Keith Sutter photo
Peter Jaffe has served as the Stockton Symphony’s dynamic music director since 1995, combining a passion for outreach and education with top-notch musicianship, and fostering sustained artistic growth throughout his tenure. Organizations ranging from the Association of California Symphony Orchestras to the Brubeck Institute and Goodwill Industries have honored Mr. Jaffe with prestigious awards for his innovations in educational programming and for his distinguished cultural contributions throughout the county. His engaging and informative preconcert discussions include his own renditions of symphonic examples at the piano, and he frequently advocates for the Symphony and orchestral music in radio broadcasts, television appearances, and web videos. He is also the host of the local radio program Symphony Mix, promoting orchestral events and broadcasting entertaining and educational programs about symphonic repertoire.

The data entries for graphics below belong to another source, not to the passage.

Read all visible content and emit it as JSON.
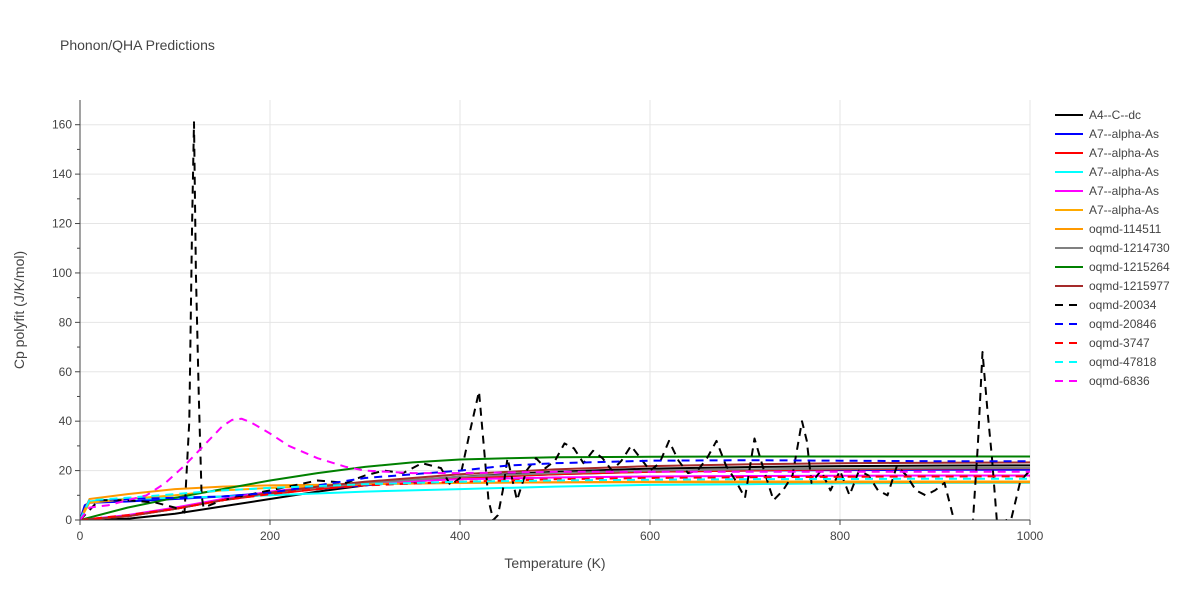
{
  "chart_data": {
    "type": "line",
    "title": "Phonon/QHA Predictions",
    "xlabel": "Temperature (K)",
    "ylabel": "Cp polyfit (J/K/mol)",
    "xlim": [
      0,
      1000
    ],
    "ylim": [
      0,
      170
    ],
    "xticks": [
      0,
      200,
      400,
      600,
      800,
      1000
    ],
    "yticks": [
      0,
      20,
      40,
      60,
      80,
      100,
      120,
      140,
      160
    ],
    "grid": true,
    "legend": "right",
    "series": [
      {
        "name": "A4--C--dc",
        "color": "#000000",
        "dash": "solid",
        "x": [
          0,
          50,
          100,
          150,
          200,
          250,
          300,
          350,
          400,
          450,
          500,
          550,
          600,
          700,
          800,
          900,
          1000
        ],
        "y": [
          0,
          0.5,
          2.5,
          5.5,
          8.5,
          11.5,
          14,
          16,
          17.5,
          18.5,
          19.5,
          20.2,
          20.8,
          21.4,
          21.8,
          22,
          22.1
        ]
      },
      {
        "name": "A7--alpha-As",
        "color": "#0000ff",
        "dash": "solid",
        "x": [
          0,
          5,
          10,
          50,
          100,
          150,
          200,
          300,
          400,
          500,
          600,
          700,
          800,
          900,
          1000
        ],
        "y": [
          0,
          6,
          7,
          7.5,
          8.5,
          9.5,
          11,
          14,
          17,
          18.5,
          19.5,
          20,
          20.2,
          20.3,
          20.3
        ]
      },
      {
        "name": "A7--alpha-As",
        "color": "#ff0000",
        "dash": "solid",
        "x": [
          0,
          50,
          100,
          150,
          200,
          250,
          300,
          400,
          500,
          600,
          700,
          800,
          900,
          1000
        ],
        "y": [
          0,
          1.5,
          4.5,
          8,
          10.5,
          12.5,
          14.5,
          17,
          18.5,
          19.5,
          20,
          20.5,
          20.8,
          21
        ]
      },
      {
        "name": "A7--alpha-As",
        "color": "#00ffff",
        "dash": "solid",
        "x": [
          0,
          10,
          20,
          50,
          100,
          200,
          300,
          400,
          500,
          600,
          700,
          800,
          900,
          1000
        ],
        "y": [
          0,
          7.5,
          8,
          8.5,
          9,
          10,
          11.5,
          12.5,
          13.5,
          14.2,
          14.5,
          14.8,
          15,
          15.1
        ]
      },
      {
        "name": "A7--alpha-As",
        "color": "#ff00ff",
        "dash": "solid",
        "x": [
          0,
          50,
          100,
          150,
          200,
          250,
          300,
          400,
          500,
          600,
          700,
          800,
          900,
          1000
        ],
        "y": [
          0,
          2,
          5,
          8.5,
          11.5,
          13.5,
          15,
          16.5,
          17.2,
          17.6,
          17.8,
          17.9,
          18,
          18
        ]
      },
      {
        "name": "A7--alpha-As",
        "color": "#ffaa00",
        "dash": "solid",
        "x": [
          0,
          10,
          50,
          100,
          150,
          200,
          300,
          400,
          500,
          600,
          700,
          800,
          900,
          1000
        ],
        "y": [
          0,
          7,
          8.5,
          10,
          12,
          13,
          14.5,
          15,
          15.3,
          15.5,
          15.6,
          15.6,
          15.6,
          15.6
        ]
      },
      {
        "name": "oqmd-114511",
        "color": "#ff9900",
        "dash": "solid",
        "x": [
          0,
          10,
          50,
          100,
          150,
          200,
          300,
          400,
          500,
          600,
          700,
          800,
          900,
          1000
        ],
        "y": [
          0,
          8.5,
          10.5,
          12.5,
          13.5,
          14,
          14.5,
          15,
          15.2,
          15.3,
          15.3,
          15.3,
          15.3,
          15.3
        ]
      },
      {
        "name": "oqmd-1214730",
        "color": "#808080",
        "dash": "solid",
        "x": [
          0,
          50,
          100,
          150,
          200,
          300,
          400,
          500,
          600,
          700,
          800,
          900,
          1000
        ],
        "y": [
          0,
          1.5,
          4.5,
          8,
          11,
          15,
          17.5,
          19,
          20,
          20.5,
          20.8,
          21,
          21.1
        ]
      },
      {
        "name": "oqmd-1215264",
        "color": "#008000",
        "dash": "solid",
        "x": [
          0,
          50,
          100,
          150,
          200,
          250,
          300,
          350,
          400,
          450,
          500,
          600,
          700,
          800,
          900,
          1000
        ],
        "y": [
          0,
          5,
          9,
          12.5,
          16,
          19,
          21.5,
          23.3,
          24.5,
          25,
          25.4,
          25.6,
          25.7,
          25.7,
          25.7,
          25.7
        ]
      },
      {
        "name": "oqmd-1215977",
        "color": "#a52a2a",
        "dash": "solid",
        "x": [
          0,
          50,
          100,
          150,
          200,
          250,
          300,
          400,
          500,
          600,
          700,
          800,
          900,
          1000
        ],
        "y": [
          0,
          1.5,
          4.5,
          8,
          11,
          13.5,
          15.5,
          18.5,
          20.5,
          21.8,
          22.5,
          23,
          23.2,
          23.3
        ]
      },
      {
        "name": "oqmd-20034",
        "color": "#000000",
        "dash": "dash",
        "x": [
          0,
          20,
          50,
          80,
          100,
          110,
          115,
          118,
          120,
          122,
          125,
          128,
          130,
          150,
          200,
          250,
          280,
          300,
          320,
          340,
          360,
          380,
          390,
          400,
          410,
          420,
          425,
          430,
          435,
          440,
          445,
          450,
          460,
          470,
          480,
          490,
          500,
          510,
          520,
          530,
          540,
          550,
          560,
          570,
          580,
          590,
          600,
          610,
          620,
          630,
          640,
          650,
          660,
          670,
          680,
          690,
          700,
          710,
          720,
          730,
          740,
          750,
          760,
          765,
          770,
          780,
          790,
          800,
          810,
          820,
          830,
          840,
          850,
          860,
          870,
          880,
          890,
          900,
          910,
          920,
          930,
          940,
          945,
          950,
          955,
          960,
          965,
          970,
          975,
          980,
          990,
          1000
        ],
        "y": [
          0,
          8,
          8,
          7,
          5,
          3,
          40,
          120,
          161,
          100,
          50,
          10,
          5,
          8,
          12,
          16,
          15,
          18,
          20,
          19,
          23,
          21,
          14,
          17,
          35,
          52,
          30,
          8,
          0,
          2,
          12,
          25,
          8,
          20,
          25,
          21,
          24,
          31,
          29,
          23,
          28,
          25,
          20,
          24,
          30,
          25,
          20,
          23,
          32,
          24,
          19,
          20,
          25,
          32,
          22,
          16,
          9,
          33,
          20,
          8,
          12,
          18,
          40,
          32,
          15,
          20,
          12,
          20,
          10,
          20,
          18,
          12,
          10,
          22,
          18,
          12,
          10,
          12,
          15,
          0,
          -2,
          0,
          30,
          68,
          45,
          25,
          0,
          -2,
          0,
          0,
          16,
          20
        ]
      },
      {
        "name": "oqmd-20846",
        "color": "#0000ff",
        "dash": "dash",
        "x": [
          0,
          10,
          50,
          100,
          150,
          200,
          250,
          300,
          400,
          450,
          500,
          600,
          700,
          800,
          900,
          1000
        ],
        "y": [
          0,
          8,
          8.5,
          9,
          9.5,
          11,
          14,
          17,
          20,
          22,
          23,
          24,
          24.2,
          24,
          23.8,
          23.8
        ]
      },
      {
        "name": "oqmd-3747",
        "color": "#ff0000",
        "dash": "dash",
        "x": [
          0,
          50,
          100,
          150,
          200,
          250,
          300,
          400,
          500,
          600,
          700,
          800,
          900,
          1000
        ],
        "y": [
          0,
          2,
          4.5,
          8,
          10.5,
          12.5,
          14,
          15.5,
          16.5,
          17,
          17.3,
          17.5,
          17.6,
          17.7
        ]
      },
      {
        "name": "oqmd-47818",
        "color": "#00ffff",
        "dash": "dash",
        "x": [
          0,
          10,
          50,
          100,
          150,
          200,
          300,
          400,
          500,
          600,
          700,
          800,
          900,
          1000
        ],
        "y": [
          0,
          8,
          9,
          10.5,
          12,
          13,
          14.5,
          15.5,
          16,
          16.3,
          16.5,
          16.6,
          16.7,
          16.7
        ]
      },
      {
        "name": "oqmd-6836",
        "color": "#ff00ff",
        "dash": "dash",
        "x": [
          0,
          10,
          30,
          50,
          70,
          90,
          110,
          130,
          150,
          160,
          170,
          180,
          200,
          220,
          250,
          280,
          300,
          350,
          400,
          500,
          600,
          700,
          800,
          900,
          1000
        ],
        "y": [
          0,
          5,
          6,
          8,
          10,
          15,
          22,
          30,
          38,
          40.5,
          41,
          39.5,
          35,
          30,
          25,
          21.5,
          20,
          19,
          19,
          19.5,
          19.5,
          19.5,
          19.5,
          19.5,
          19.5
        ]
      }
    ]
  }
}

With a zeal for introducing new vital repertoire along with established masterworks, Mr. Jaffe has spearheaded the commissions of many world premieres. Avner Dorman’s Uzu and Muzu from Kakaruzu earned the Stockton Symphony national recognition for community engagement activities dealing with crucial social issues. A portion of the Stockton Symphony CD of Chris Brubeck’s Mark Twain’s World was broadcast nationally on NPR’s Performance Today, and Ansel Adams: America, co-composed by Dave and Chris Brubeck, has since been performed nationally and abroad.
Mr. Jaffe also conducts the Auburn and Folsom Lake Symphonies and Stockton Opera, and has appeared as guest conductor with the Louisiana Philharmonic Orchestra, New Mexico Symphony Orchestra, Long Beach Symphony Orchestra, Symphony Silicon Valley, and many other orchestras and music festivals across the country. He teaches every summer at the Conductor’s Institute of South Carolina. He conducted and taught at the Aspen Music Festival for fourteen years, and he spent three seasons conducting at the Oberlin Conservatory and two as a visiting professor at Stanford University.

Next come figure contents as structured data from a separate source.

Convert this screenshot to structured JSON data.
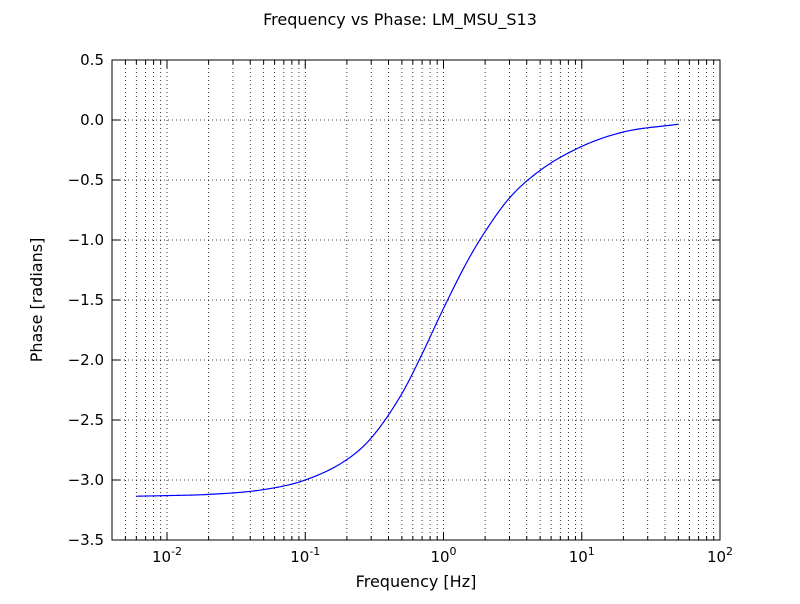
{
  "chart_data": {
    "type": "line",
    "title": "Frequency vs Phase: LM_MSU_S13",
    "xlabel": "Frequency [Hz]",
    "ylabel": "Phase [radians]",
    "xscale": "log",
    "xlim": [
      0.004,
      100
    ],
    "ylim": [
      -3.5,
      0.5
    ],
    "grid": true,
    "x_tick_labels": [
      {
        "value": 0.01,
        "base": "10",
        "exp": "-2"
      },
      {
        "value": 0.1,
        "base": "10",
        "exp": "-1"
      },
      {
        "value": 1,
        "base": "10",
        "exp": "0"
      },
      {
        "value": 10,
        "base": "10",
        "exp": "1"
      },
      {
        "value": 100,
        "base": "10",
        "exp": "2"
      }
    ],
    "y_tick_labels": [
      "0.5",
      "0.0",
      "−0.5",
      "−1.0",
      "−1.5",
      "−2.0",
      "−2.5",
      "−3.0",
      "−3.5"
    ],
    "y_tick_values": [
      0.5,
      0.0,
      -0.5,
      -1.0,
      -1.5,
      -2.0,
      -2.5,
      -3.0,
      -3.5
    ],
    "series": [
      {
        "color": "#0000ff",
        "x": [
          0.006,
          0.01,
          0.02,
          0.05,
          0.1,
          0.2,
          0.3,
          0.5,
          0.7,
          1.0,
          1.5,
          2.0,
          3.0,
          5.0,
          10,
          20,
          50
        ],
        "y": [
          -3.135,
          -3.13,
          -3.12,
          -3.08,
          -3.0,
          -2.83,
          -2.65,
          -2.28,
          -1.95,
          -1.57,
          -1.17,
          -0.93,
          -0.65,
          -0.42,
          -0.22,
          -0.1,
          -0.035
        ]
      }
    ]
  }
}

Many of Mr. Jaffe’s own arrangements have been commissioned by and performed with orchestras in Aspen, Chicago, Long Beach, and Stockton, including his Symphonic Birthday and his transcription of Haydn’s Arianna a Naxos for Jan DeGaetani, which was also performed by the Chamber Music Society of Lincoln Center. A CD of his lullaby arrangements was released on the Chandos label, featuring mezzo-soprano Nadia Pelle with Yuli Turovsky directing I Musici de Montréal.

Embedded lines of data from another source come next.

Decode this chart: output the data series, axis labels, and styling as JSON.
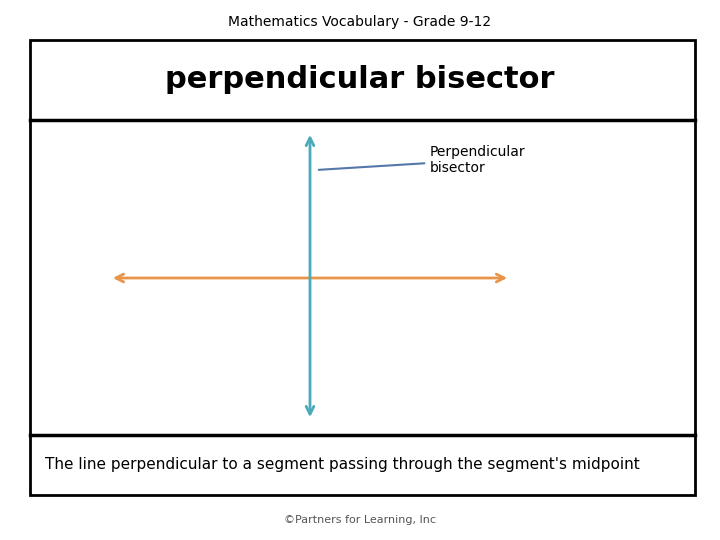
{
  "title": "Mathematics Vocabulary - Grade 9-12",
  "title_fontsize": 10,
  "title_font": "DejaVu Sans",
  "term": "perpendicular bisector",
  "term_fontsize": 22,
  "term_font": "DejaVu Sans",
  "term_fontweight": "bold",
  "definition": "The line perpendicular to a segment passing through the segment's midpoint",
  "definition_fontsize": 11,
  "definition_font": "DejaVu Sans",
  "footer": "©Partners for Learning, Inc",
  "footer_fontsize": 8,
  "annotation": "Perpendicular\nbisector",
  "annotation_fontsize": 10,
  "outer_box_color": "#000000",
  "background_color": "#ffffff",
  "teal_color": "#4AACBB",
  "orange_color": "#E8954A",
  "arrow_lw": 2.0
}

Mr. Jaffe appeared on NBC’s First Camera in a show devoted to Tanglewood, where he was coached by Seiji Ozawa, Gunther Schuller, Gustav Meier, and Leonard Bernstein—a brief segment was later included in the American Masters special honoring Bernstein. Mr. Jaffe also studied conducting with Andor Toth, Paul Vermel, Charles Bruck, and Herbert Blomstedt. His instrumental background includes extensive performing on the violin, viola, and keyboard, and he often conducts from the harpsichord when performing Baroque or early Classic repertoire.